Quelle différence avec le folklore ?
Quand on parle de folklore, on parle de musiques populaires, comme on différencierait chez nous la musique auvergnate (comme la bourrée) et la musique de Marin Marais. Dans l'appellation « musiques du monde », il y a plusieurs catégories...
La différence entre musique occidentale et musique indienne, par exemple, est seulement instrumentale ?
Oui, chaque pays a son instrument particulier, mais pas seulement. Il y a aussi plusieurs forme d'éducation à la musique : une certaine tradition orale de père en fils, parallèlement à une étude de la musique classique. C'est ça qui m'a plu, cette façon plus ludique d'apprendre la musique. Tout se transmet oralement, il n'y a pas d'écriture, pas de partition.
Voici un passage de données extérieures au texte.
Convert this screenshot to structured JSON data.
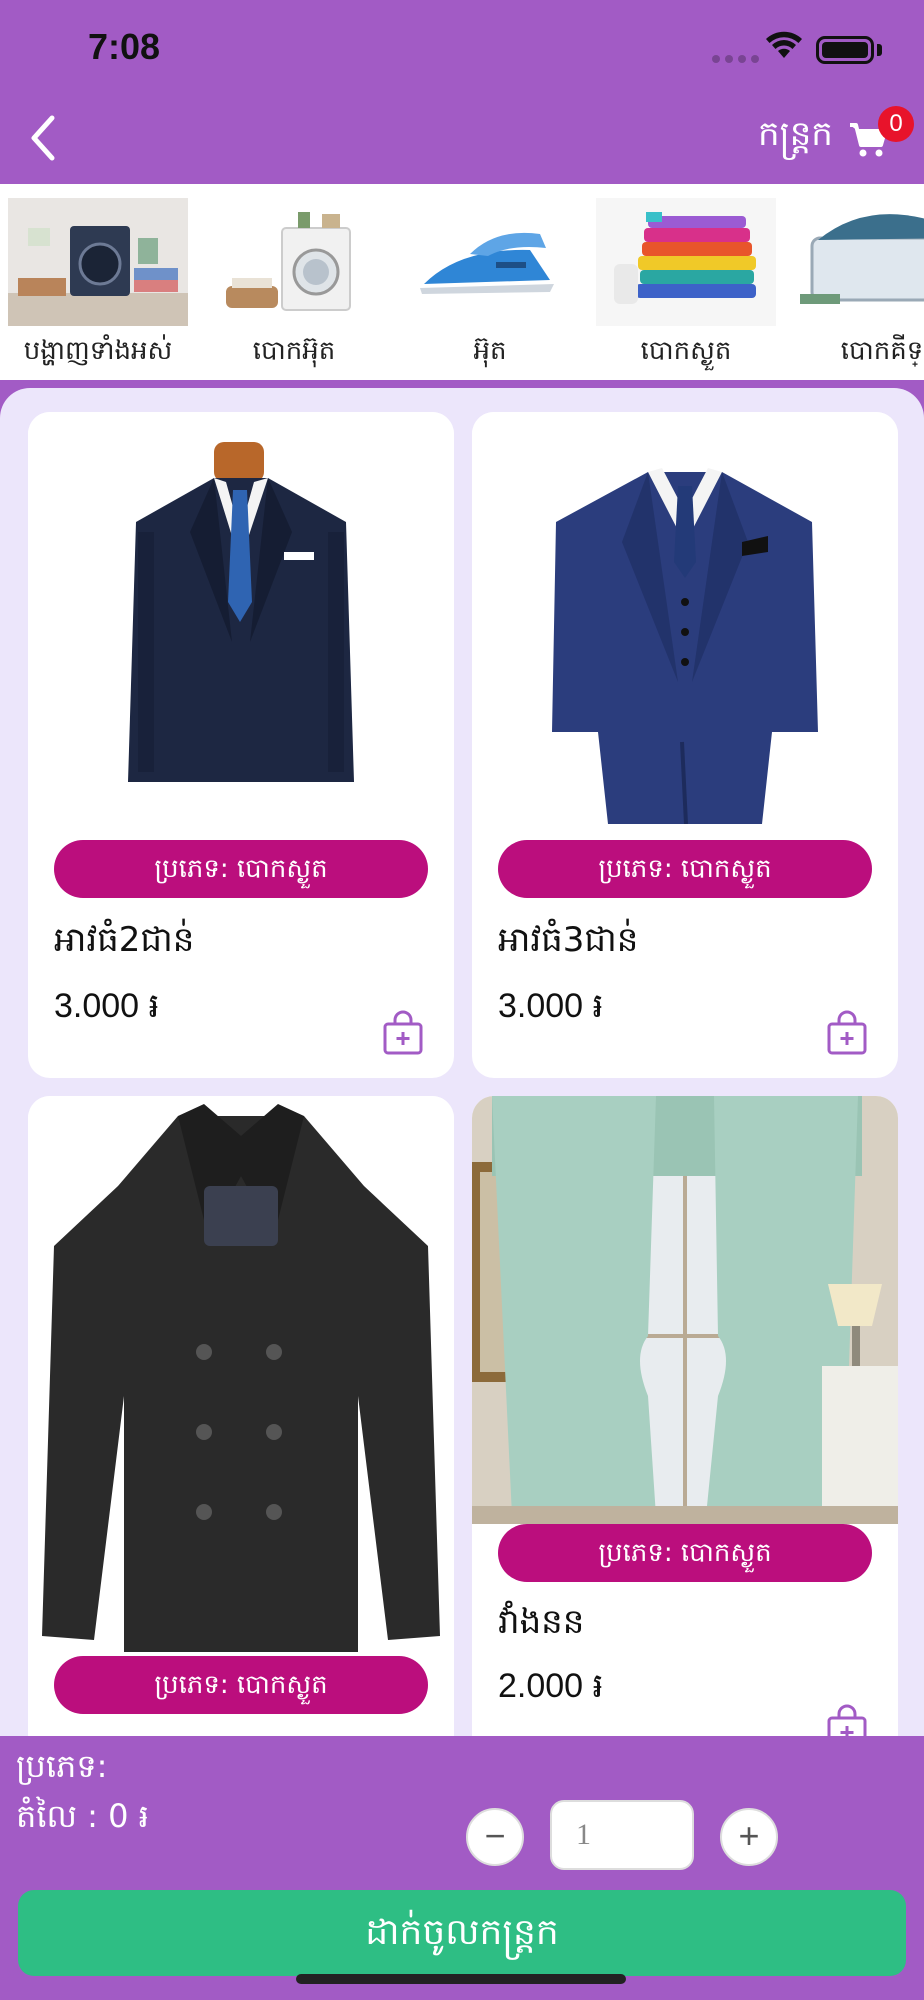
{
  "status_bar": {
    "time": "7:08"
  },
  "header": {
    "cart_label": "កន្ត្រក",
    "cart_count": "0"
  },
  "categories": [
    {
      "label": "បង្ហាញទាំងអស់",
      "icon": "laundry-room-image"
    },
    {
      "label": "បោកអ៊ុត",
      "icon": "washing-machine-image"
    },
    {
      "label": "អ៊ុត",
      "icon": "iron-image"
    },
    {
      "label": "បោកស្ងួត",
      "icon": "folded-clothes-image"
    },
    {
      "label": "បោកគីទ្",
      "icon": "laundry-basket-image"
    }
  ],
  "products": [
    {
      "type": "ប្រភេទ: បោកស្ងួត",
      "name": "អាវធំ2ជាន់",
      "price": "3.000 ៛",
      "image": "navy-two-piece-suit-image"
    },
    {
      "type": "ប្រភេទ: បោកស្ងួត",
      "name": "អាវធំ3ជាន់",
      "price": "3.000 ៛",
      "image": "navy-three-piece-suit-image"
    },
    {
      "type": "ប្រភេទ: បោកស្ងួត",
      "name": "",
      "price": "",
      "image": "black-peacoat-image"
    },
    {
      "type": "ប្រភេទ: បោកស្ងួត",
      "name": "វាំងនន",
      "price": "2.000 ៛",
      "image": "green-curtain-image"
    }
  ],
  "bottom_bar": {
    "type_label": "ប្រភេទ:",
    "price_label": "តំលៃ : 0 ៛",
    "qty_minus": "−",
    "qty_value": "1",
    "qty_plus": "+",
    "add_button": "ដាក់ចូលកន្ត្រក"
  },
  "colors": {
    "primary": "#a25bc5",
    "badge": "#e8132b",
    "pill": "#bb0e7d",
    "button": "#2ebe84",
    "panel": "#ece6fb"
  }
}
Mais en revanche, il y a un grand savoir, ce sont vraiment des musiques savantes. Chez nous, on est limité au demi-ton, eux pas vraiment. Le raga par exemple correspond à plusieurs moments de la journée (matin, midi ou soir), c'est tantôt majeur, tantôt mineur... Et dans chacun de ces modes, ça peut être beaucoup plus mineur, ou moins mineur, par exemple.
Dans BAB' AZIZ (2006), il y a aussi ces inspirations spirituelles du Moyen-Orient...
C'est autre chose, c'est un film autour de l'enseignement et de la musique soufi. C'est l'histoire d'un grand maître qui va faire un voyage pour retrouver d'autres maîtres soufis. Au cours de ce voyage, il va rencontrer beaucoup de gens. J'avais envie de faire une recherche sur la religion et sur le soufisme, mais avec une instrumentation exclusivement extra européenne. J'ai mélangé l'orchestre et des chanteurs, en travaillant à partir de poésies soufies du treizième siècle, de très belles histoires dédiées à Dieu mais pas directement, toujours au deuxième ou au troisième degré. En parlant avec le réalisateur, j'ai décidé de ne pas aller vers la liturgie, et j'ai notamment demandé aux chanteurs Corses de mon label de venir utiliser leur savoir des polyphonies corses sur ce film, qui sont religieuses à la base mais aussi un peu inspirées byzantin.
Certains compositeurs se disent au service du film et non d'une œuvre de musique. Pour vous, on pourrait penser le contraire...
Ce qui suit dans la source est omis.